After some thought I realized that the items on that list are not only applicable to tweens, they apply to DBAs also. And with a few modifications we can have our own list of phrases that will often result in eye-rolls, grimaces, and general grunting from your DBA.
So, here’s my list of 42 things you should never, ever say to your DBA.
As always, you’re welcome.
- How was the status meeting?
- What’s wrong?
- How much longer?
- Are you in a bad mood?
- Hi.
- You can’t possibly still be hungry.
- Why are you doing that?
- But I read on a blog that this would work.
- Where are you?
- Where were you?
- Where are you going?
- But…
- Hello.
- Want some help?
- Do you know how we do that in MS Access?
- I knew that would work.
- Are you tired?
- Can you set all the passwords to be the same?

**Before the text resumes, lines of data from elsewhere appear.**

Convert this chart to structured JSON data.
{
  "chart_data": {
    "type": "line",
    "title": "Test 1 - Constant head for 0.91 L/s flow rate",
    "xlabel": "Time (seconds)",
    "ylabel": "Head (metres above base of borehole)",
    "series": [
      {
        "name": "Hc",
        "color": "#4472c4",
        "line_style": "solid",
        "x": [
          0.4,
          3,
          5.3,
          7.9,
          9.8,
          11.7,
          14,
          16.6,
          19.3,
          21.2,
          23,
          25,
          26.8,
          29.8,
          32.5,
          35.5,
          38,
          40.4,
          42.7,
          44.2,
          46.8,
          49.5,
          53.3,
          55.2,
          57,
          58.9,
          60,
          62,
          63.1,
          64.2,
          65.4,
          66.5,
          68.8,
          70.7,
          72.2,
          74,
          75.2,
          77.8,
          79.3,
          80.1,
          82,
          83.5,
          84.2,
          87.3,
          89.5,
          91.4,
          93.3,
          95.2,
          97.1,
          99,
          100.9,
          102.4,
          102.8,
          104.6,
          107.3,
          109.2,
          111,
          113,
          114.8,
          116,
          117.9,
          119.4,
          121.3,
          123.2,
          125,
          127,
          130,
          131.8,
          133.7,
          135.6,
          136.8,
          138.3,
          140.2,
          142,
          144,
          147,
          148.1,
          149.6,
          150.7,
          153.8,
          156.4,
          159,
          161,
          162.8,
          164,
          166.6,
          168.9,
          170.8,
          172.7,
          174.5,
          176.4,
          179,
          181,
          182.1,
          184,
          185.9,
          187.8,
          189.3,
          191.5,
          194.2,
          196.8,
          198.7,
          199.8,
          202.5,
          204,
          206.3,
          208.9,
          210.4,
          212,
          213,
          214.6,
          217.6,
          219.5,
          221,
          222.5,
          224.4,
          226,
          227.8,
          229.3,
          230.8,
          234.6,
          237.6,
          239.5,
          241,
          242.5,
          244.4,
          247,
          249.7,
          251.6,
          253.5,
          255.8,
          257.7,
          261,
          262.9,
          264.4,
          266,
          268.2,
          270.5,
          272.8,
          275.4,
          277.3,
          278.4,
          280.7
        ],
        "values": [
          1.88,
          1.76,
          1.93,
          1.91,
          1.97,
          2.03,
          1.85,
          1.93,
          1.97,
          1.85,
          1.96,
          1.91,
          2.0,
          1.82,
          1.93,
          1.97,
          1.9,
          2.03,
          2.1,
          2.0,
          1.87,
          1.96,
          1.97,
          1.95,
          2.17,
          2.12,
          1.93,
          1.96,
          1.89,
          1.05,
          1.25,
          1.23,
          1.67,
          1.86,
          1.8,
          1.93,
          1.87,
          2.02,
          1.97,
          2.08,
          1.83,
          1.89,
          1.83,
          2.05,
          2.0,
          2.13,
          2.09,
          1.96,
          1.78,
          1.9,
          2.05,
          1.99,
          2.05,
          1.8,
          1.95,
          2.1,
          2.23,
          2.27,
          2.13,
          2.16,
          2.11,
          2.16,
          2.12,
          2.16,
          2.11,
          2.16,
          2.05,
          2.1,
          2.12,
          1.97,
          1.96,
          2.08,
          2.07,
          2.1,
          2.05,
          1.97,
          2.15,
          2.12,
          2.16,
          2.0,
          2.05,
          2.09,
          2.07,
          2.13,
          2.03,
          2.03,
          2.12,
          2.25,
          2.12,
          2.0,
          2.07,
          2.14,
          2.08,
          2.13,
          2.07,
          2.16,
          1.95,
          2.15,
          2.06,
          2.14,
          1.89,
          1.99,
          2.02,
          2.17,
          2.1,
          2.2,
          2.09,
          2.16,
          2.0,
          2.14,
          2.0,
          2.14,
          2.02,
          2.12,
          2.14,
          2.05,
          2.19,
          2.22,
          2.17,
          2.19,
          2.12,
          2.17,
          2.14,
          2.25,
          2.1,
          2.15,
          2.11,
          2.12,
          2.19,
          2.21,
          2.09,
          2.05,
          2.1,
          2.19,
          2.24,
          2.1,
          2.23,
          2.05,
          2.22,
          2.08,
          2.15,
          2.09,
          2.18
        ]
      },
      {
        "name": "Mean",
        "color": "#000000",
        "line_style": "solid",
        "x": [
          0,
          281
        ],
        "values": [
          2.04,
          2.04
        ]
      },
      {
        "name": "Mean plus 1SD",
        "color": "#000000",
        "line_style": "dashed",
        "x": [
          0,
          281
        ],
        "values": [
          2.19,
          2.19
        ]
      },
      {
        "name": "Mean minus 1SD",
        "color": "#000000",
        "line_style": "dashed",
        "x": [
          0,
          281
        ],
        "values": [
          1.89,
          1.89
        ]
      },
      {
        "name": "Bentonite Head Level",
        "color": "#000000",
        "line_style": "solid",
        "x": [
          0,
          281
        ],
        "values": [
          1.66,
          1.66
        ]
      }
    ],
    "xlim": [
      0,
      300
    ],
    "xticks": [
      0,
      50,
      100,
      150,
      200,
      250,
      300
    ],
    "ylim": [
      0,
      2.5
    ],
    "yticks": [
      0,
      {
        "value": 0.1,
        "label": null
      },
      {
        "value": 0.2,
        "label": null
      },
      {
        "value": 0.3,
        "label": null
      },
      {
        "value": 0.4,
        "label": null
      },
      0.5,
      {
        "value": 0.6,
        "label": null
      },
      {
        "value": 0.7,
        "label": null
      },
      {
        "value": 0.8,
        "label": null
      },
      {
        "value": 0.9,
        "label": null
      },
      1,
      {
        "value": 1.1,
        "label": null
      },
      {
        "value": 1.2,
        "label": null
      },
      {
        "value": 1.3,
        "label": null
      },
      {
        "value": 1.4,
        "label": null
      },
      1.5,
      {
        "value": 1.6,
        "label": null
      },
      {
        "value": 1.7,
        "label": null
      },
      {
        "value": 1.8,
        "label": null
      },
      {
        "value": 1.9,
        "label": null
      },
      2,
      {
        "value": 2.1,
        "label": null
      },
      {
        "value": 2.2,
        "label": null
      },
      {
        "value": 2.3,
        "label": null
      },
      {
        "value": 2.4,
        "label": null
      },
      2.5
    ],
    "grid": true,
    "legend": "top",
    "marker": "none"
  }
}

- I did that as a junior DBA once.
- Will you be late with your weekly status report?
- Go say “hi” to the developers.
- Can you give me a quick download of the customer database?
- Why won’t you tell me what you did?
- Smile! You’re prettier when you smile.
- Can I go with you to the datacenter?
- It’s cool, it worked fine in dev.
- Are you done yet?
- You know you have to wear pants tomorrow, right?

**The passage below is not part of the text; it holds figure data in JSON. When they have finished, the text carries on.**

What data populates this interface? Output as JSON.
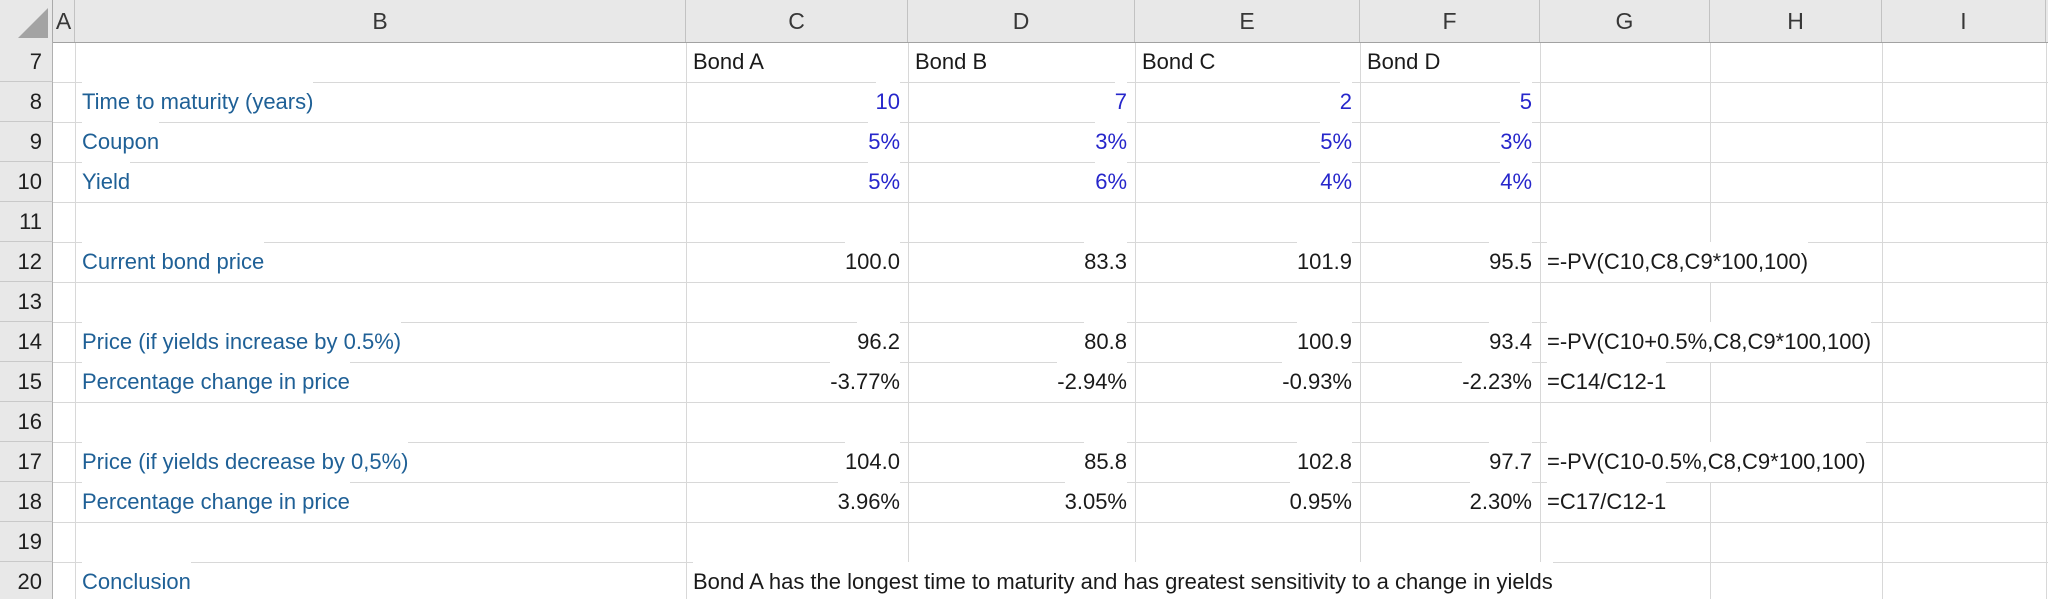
{
  "colors": {
    "label_blue": "#1f6096",
    "input_blue": "#2626cb",
    "value_black": "#1a1a1a",
    "header_bg": "#e8e8e8",
    "gridline": "#d8d8d8"
  },
  "sheet": {
    "column_headers": [
      "A",
      "B",
      "C",
      "D",
      "E",
      "F",
      "G",
      "H",
      "I"
    ],
    "rows": [
      {
        "num": "7",
        "cells": [
          {
            "col": "C",
            "text": "Bond A",
            "style": "text"
          },
          {
            "col": "D",
            "text": "Bond B",
            "style": "text"
          },
          {
            "col": "E",
            "text": "Bond C",
            "style": "text"
          },
          {
            "col": "F",
            "text": "Bond D",
            "style": "text"
          }
        ]
      },
      {
        "num": "8",
        "cells": [
          {
            "col": "B",
            "text": "Time to maturity (years)",
            "style": "label"
          },
          {
            "col": "C",
            "text": "10",
            "style": "input"
          },
          {
            "col": "D",
            "text": "7",
            "style": "input"
          },
          {
            "col": "E",
            "text": "2",
            "style": "input"
          },
          {
            "col": "F",
            "text": "5",
            "style": "input"
          }
        ]
      },
      {
        "num": "9",
        "cells": [
          {
            "col": "B",
            "text": "Coupon",
            "style": "label"
          },
          {
            "col": "C",
            "text": "5%",
            "style": "input"
          },
          {
            "col": "D",
            "text": "3%",
            "style": "input"
          },
          {
            "col": "E",
            "text": "5%",
            "style": "input"
          },
          {
            "col": "F",
            "text": "3%",
            "style": "input"
          }
        ]
      },
      {
        "num": "10",
        "cells": [
          {
            "col": "B",
            "text": "Yield",
            "style": "label"
          },
          {
            "col": "C",
            "text": "5%",
            "style": "input"
          },
          {
            "col": "D",
            "text": "6%",
            "style": "input"
          },
          {
            "col": "E",
            "text": "4%",
            "style": "input"
          },
          {
            "col": "F",
            "text": "4%",
            "style": "input"
          }
        ]
      },
      {
        "num": "11",
        "cells": []
      },
      {
        "num": "12",
        "cells": [
          {
            "col": "B",
            "text": "Current bond price",
            "style": "label"
          },
          {
            "col": "C",
            "text": "100.0",
            "style": "num"
          },
          {
            "col": "D",
            "text": "83.3",
            "style": "num"
          },
          {
            "col": "E",
            "text": "101.9",
            "style": "num"
          },
          {
            "col": "F",
            "text": "95.5",
            "style": "num"
          },
          {
            "col": "G",
            "text": "=-PV(C10,C8,C9*100,100)",
            "style": "formula"
          }
        ]
      },
      {
        "num": "13",
        "cells": []
      },
      {
        "num": "14",
        "cells": [
          {
            "col": "B",
            "text": "Price (if yields increase by 0.5%)",
            "style": "label"
          },
          {
            "col": "C",
            "text": "96.2",
            "style": "num"
          },
          {
            "col": "D",
            "text": "80.8",
            "style": "num"
          },
          {
            "col": "E",
            "text": "100.9",
            "style": "num"
          },
          {
            "col": "F",
            "text": "93.4",
            "style": "num"
          },
          {
            "col": "G",
            "text": "=-PV(C10+0.5%,C8,C9*100,100)",
            "style": "formula"
          }
        ]
      },
      {
        "num": "15",
        "cells": [
          {
            "col": "B",
            "text": "Percentage change in price",
            "style": "label"
          },
          {
            "col": "C",
            "text": "-3.77%",
            "style": "num"
          },
          {
            "col": "D",
            "text": "-2.94%",
            "style": "num"
          },
          {
            "col": "E",
            "text": "-0.93%",
            "style": "num"
          },
          {
            "col": "F",
            "text": "-2.23%",
            "style": "num"
          },
          {
            "col": "G",
            "text": "=C14/C12-1",
            "style": "formula"
          }
        ]
      },
      {
        "num": "16",
        "cells": []
      },
      {
        "num": "17",
        "cells": [
          {
            "col": "B",
            "text": "Price (if yields decrease by 0,5%)",
            "style": "label"
          },
          {
            "col": "C",
            "text": "104.0",
            "style": "num"
          },
          {
            "col": "D",
            "text": "85.8",
            "style": "num"
          },
          {
            "col": "E",
            "text": "102.8",
            "style": "num"
          },
          {
            "col": "F",
            "text": "97.7",
            "style": "num"
          },
          {
            "col": "G",
            "text": "=-PV(C10-0.5%,C8,C9*100,100)",
            "style": "formula"
          }
        ]
      },
      {
        "num": "18",
        "cells": [
          {
            "col": "B",
            "text": "Percentage change in price",
            "style": "label"
          },
          {
            "col": "C",
            "text": "3.96%",
            "style": "num"
          },
          {
            "col": "D",
            "text": "3.05%",
            "style": "num"
          },
          {
            "col": "E",
            "text": "0.95%",
            "style": "num"
          },
          {
            "col": "F",
            "text": "2.30%",
            "style": "num"
          },
          {
            "col": "G",
            "text": "=C17/C12-1",
            "style": "formula"
          }
        ]
      },
      {
        "num": "19",
        "cells": []
      },
      {
        "num": "20",
        "cells": [
          {
            "col": "B",
            "text": "Conclusion",
            "style": "label"
          },
          {
            "col": "C",
            "text": "Bond A has the longest time to maturity and has greatest sensitivity to a change in yields",
            "style": "text"
          }
        ]
      }
    ]
  }
}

- How many rows fit in the product table?
- I need you to restore this one row.
- Do you know the syntax for restoring a database?

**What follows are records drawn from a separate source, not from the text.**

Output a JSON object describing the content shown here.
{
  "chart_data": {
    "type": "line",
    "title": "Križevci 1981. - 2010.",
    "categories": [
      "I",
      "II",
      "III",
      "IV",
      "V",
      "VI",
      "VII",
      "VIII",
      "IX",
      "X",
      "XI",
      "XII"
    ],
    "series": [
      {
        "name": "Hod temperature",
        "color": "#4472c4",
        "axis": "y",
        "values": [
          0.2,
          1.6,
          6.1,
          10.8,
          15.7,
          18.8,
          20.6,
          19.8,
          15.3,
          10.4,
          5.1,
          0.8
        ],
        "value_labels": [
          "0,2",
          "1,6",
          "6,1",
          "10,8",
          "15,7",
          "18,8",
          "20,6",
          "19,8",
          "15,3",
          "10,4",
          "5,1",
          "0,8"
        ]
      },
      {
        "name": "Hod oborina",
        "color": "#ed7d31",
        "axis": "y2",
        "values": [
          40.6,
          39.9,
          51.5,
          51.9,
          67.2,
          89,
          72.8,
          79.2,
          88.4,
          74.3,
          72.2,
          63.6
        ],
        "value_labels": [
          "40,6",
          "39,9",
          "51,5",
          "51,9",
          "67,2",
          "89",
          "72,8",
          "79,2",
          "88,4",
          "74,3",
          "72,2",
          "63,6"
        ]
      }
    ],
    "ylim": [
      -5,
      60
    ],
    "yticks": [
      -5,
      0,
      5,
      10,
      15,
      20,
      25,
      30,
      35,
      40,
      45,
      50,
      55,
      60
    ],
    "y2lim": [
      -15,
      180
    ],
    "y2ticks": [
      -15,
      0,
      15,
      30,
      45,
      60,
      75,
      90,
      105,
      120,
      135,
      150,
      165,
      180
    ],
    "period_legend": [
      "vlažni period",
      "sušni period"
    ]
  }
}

- Can you email me the SA password?
- Do you know where we keep the backups?
- Why are you always so grumpy?
- Do you always say “No”?
- That’s not agile.
- There’s no more bacon.
- I got an error. Can you help?
- Why don’t you just do what the developer is telling you to do?
- Do you know who I am?
- There’s this NOLOCK trick I heard about.
- Good news. We found 5 really cheap DBAs to help you out.
Now I’m thinking we need a similar list for developers, architects, and sys admins. It seems my work is never done!